通常の腹腔鏡下胃手術はお腹に5~6か所の穴をあけて行います

図⑳

腹腔鏡下胃手術の傷跡です

図㉑

開腹胃手術の傷跡です

腹腔鏡手術と開腹手術ではこのように傷跡の違いがあります。

この術式に対する現在の当院での適応はすべての胃がんの患者さんに行えるわけではなく、stageIA、IBなどの比較的早期の胃がんの患者さんに主に行っています。これまで当院で行った腹腔鏡下胃切除は約500例であり、内視鏡外科学会の技術認定医4名がすべての腹腔鏡下の胃がん手術に携わっています⑱。
また、大腸がんの腹腔鏡手術と同様、何回も開腹手術の経験がある方、あるいは胃がんが進みすぎている方などは腹腔鏡手術が行えないことがあります。

実際に胃がんの腹腔鏡でどんなことを行うの?

胃がんの手術は基本的に2種類の手術があります(状況によってはさらに別の方法を選択する場合もあります)。
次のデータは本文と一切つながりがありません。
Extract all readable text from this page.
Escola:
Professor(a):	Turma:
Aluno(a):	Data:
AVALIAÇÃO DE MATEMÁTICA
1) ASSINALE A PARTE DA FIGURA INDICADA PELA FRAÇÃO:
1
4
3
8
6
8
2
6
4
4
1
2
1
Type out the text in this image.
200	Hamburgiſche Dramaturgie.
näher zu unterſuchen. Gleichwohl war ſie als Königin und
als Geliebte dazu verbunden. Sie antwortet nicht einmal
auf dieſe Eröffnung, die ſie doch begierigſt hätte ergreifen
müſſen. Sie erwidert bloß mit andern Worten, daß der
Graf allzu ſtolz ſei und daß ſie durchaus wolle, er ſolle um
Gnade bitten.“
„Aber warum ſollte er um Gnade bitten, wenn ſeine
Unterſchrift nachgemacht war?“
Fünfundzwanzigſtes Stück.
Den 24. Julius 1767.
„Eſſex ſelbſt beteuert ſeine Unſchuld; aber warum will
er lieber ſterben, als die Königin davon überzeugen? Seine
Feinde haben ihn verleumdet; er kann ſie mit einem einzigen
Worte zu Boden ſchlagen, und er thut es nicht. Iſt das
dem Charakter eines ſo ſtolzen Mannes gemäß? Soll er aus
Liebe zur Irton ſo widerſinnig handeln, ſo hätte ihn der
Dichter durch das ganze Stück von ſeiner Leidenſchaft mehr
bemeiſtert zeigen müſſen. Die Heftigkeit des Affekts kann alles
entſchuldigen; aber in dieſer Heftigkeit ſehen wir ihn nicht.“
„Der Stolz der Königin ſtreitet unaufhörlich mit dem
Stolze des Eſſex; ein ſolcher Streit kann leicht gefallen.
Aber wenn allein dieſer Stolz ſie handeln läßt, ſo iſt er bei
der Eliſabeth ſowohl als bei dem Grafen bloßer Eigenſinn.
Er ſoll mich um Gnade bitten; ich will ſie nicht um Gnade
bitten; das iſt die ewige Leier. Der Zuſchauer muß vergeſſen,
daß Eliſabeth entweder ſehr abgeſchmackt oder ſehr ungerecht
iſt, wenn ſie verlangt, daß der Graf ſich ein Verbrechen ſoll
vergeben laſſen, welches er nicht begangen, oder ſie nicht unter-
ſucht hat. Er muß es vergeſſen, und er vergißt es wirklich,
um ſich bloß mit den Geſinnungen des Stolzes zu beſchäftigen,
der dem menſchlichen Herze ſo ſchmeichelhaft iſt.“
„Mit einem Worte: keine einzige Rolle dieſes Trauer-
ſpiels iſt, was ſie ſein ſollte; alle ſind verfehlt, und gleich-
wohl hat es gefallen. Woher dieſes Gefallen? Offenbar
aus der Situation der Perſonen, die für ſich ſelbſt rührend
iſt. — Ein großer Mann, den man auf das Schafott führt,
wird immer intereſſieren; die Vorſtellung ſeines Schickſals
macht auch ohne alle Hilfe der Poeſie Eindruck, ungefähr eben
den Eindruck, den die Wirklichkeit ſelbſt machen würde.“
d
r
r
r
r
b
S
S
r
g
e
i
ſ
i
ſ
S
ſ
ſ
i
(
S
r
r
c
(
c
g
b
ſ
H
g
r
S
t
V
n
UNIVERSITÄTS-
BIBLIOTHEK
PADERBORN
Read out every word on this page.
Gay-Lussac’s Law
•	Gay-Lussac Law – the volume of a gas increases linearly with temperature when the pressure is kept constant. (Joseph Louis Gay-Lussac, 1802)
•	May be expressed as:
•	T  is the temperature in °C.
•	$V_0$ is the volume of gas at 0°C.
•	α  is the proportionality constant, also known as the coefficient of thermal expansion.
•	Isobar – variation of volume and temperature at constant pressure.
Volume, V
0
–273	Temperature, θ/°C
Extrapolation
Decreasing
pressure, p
一つは目は幽門側胃切除術(胃の3分の2切除)、二つ目は胃全摘術です。幽門側胃切除というのは胃の3分の2を切除する手術です。胃の周囲のリンパ節と一緒に出口に近い方の3分の2の胃と十二指腸を一部切除する方法です㉒㉓。手術は切除だけでは終わりません。切除した後に食べ物の通り道を確保しなくてはなりません。切った胃と腸をつなげてあげる必要があります。それを再建と言います。幽門側胃切除の場合は再建の方法が3パターン(ビルロートⅠ法㉔、ビルロートⅡ法㉕、ルーワイ法㉖)あります。今ではどの方法でも腹腔鏡で行っています。胃全摘術の場合は、胃の周囲のリンパ節と、胃を全部、さらに食道の一部、十二指腸の一部を併せて切除します㉗㉘。この場合の再建方法は、ルーワイ法という方法で行われ、食道と小腸、小腸と小腸をつなげるようにします㉙。これもすべて腹腔鏡で行うことができます。

腹腔鏡下幽門側胃切除術

図㉒

図㉓

幽門側胃切除は、十二指腸の一部と胃の出口側3分の2、周りのリンパ組織を併せて切り取ることで、がんの部分を取り除く手術です。

腹腔鏡下幽門側胃切除術の再建方法

図㉔

図㉕

図㉖

残った胃の大きさによって十二指腸と胃をつなぐ場合(㉔)と小腸と胃をつなぐ場合(㉕㉖)があります。

腹腔鏡下胃全摘術

図㉗

図㉘

胃全摘術は、十二指腸の一部、胃を全部、食道の一部、周りのリンパ組織を併せて切り取ることで、がんの部分を取り除く手術です。

腹腔鏡下胃全摘術の

図㉙

食道と小腸をつなぎます(㉙)

当院では、患者さんの身体の状態や希望などから、最も適切な手術方法を選択するようにしていますので、手術方法の選択に関しては遠慮なく医師にご相談ください。